Happy Birthday, Israel Exploration Society.
And not just any birthday. One hundred years ago, in 1913, a small group of non-archaeological Jewish intellectuals in Ottoman Palestine founded the organization that would eventually become the central Israeli archaeology organization. It was originally called the Jewish Palestine Exploration Society. When World War I erupted a short time later, the Society essentially became inactive, only to re-emerge with a slightly new name—the Hebrew Palestine Exploration Society—in 1920 after the League of Nations granted Great Britain control of the Holy Land pursuant to the British Mandate. One of the Society’s most active members was Eliezer Ben-Yehuda, whose Hebrew dictionary is widely credited with reviving Hebrew as a modern language.

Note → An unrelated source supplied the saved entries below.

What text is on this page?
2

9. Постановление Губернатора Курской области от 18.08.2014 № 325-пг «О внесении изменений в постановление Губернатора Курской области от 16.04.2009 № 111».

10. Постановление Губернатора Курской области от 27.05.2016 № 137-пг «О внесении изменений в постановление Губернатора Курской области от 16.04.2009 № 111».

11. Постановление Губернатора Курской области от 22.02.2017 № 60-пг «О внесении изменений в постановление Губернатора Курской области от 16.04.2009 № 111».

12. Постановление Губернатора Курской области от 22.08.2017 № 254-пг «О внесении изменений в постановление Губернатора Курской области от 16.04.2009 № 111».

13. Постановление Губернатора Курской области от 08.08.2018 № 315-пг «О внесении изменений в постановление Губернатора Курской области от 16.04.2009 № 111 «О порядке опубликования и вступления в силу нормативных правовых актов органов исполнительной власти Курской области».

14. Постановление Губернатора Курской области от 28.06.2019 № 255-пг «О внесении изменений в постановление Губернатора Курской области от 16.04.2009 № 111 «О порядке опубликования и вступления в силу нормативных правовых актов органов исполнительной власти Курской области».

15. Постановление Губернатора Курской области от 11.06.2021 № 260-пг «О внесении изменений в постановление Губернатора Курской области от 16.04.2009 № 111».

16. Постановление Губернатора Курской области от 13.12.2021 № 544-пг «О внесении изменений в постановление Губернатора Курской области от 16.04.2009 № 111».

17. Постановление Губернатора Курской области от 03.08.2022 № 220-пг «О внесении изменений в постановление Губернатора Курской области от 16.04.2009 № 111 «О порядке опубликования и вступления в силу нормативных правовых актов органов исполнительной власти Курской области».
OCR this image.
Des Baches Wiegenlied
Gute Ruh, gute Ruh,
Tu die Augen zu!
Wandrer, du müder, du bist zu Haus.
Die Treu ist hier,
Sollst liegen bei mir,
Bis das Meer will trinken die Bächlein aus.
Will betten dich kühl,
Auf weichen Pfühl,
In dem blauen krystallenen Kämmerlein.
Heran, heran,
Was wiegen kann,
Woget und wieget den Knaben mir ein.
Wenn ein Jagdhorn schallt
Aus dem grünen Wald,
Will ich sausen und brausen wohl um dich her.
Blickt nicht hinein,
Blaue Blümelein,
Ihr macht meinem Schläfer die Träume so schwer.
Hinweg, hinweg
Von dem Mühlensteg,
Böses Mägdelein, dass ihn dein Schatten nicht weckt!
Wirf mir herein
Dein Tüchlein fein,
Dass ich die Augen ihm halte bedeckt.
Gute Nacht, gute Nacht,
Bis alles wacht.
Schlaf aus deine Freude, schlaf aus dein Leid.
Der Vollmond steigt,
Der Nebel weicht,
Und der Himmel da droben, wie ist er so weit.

In the 1920s there was still no academically trained archaeologist among the Society’s members. Enough money was raised, however, to send one of its most active members, Eliezer Lipa Sukenik, who would become the father of famed Israeli archaeologist Yigael Yadin, to study archaeology in Berlin. Thereafter he went to study in the United States where he received his Ph.D. In 1929 Sukenik excavated what was then an astounding discovery—a sixth-century C.E. synagogue with a mosaic floor featuring a zodiac with the Greek god Helios in the center and, in another panel, the binding of Isaac as told in Genesis 22.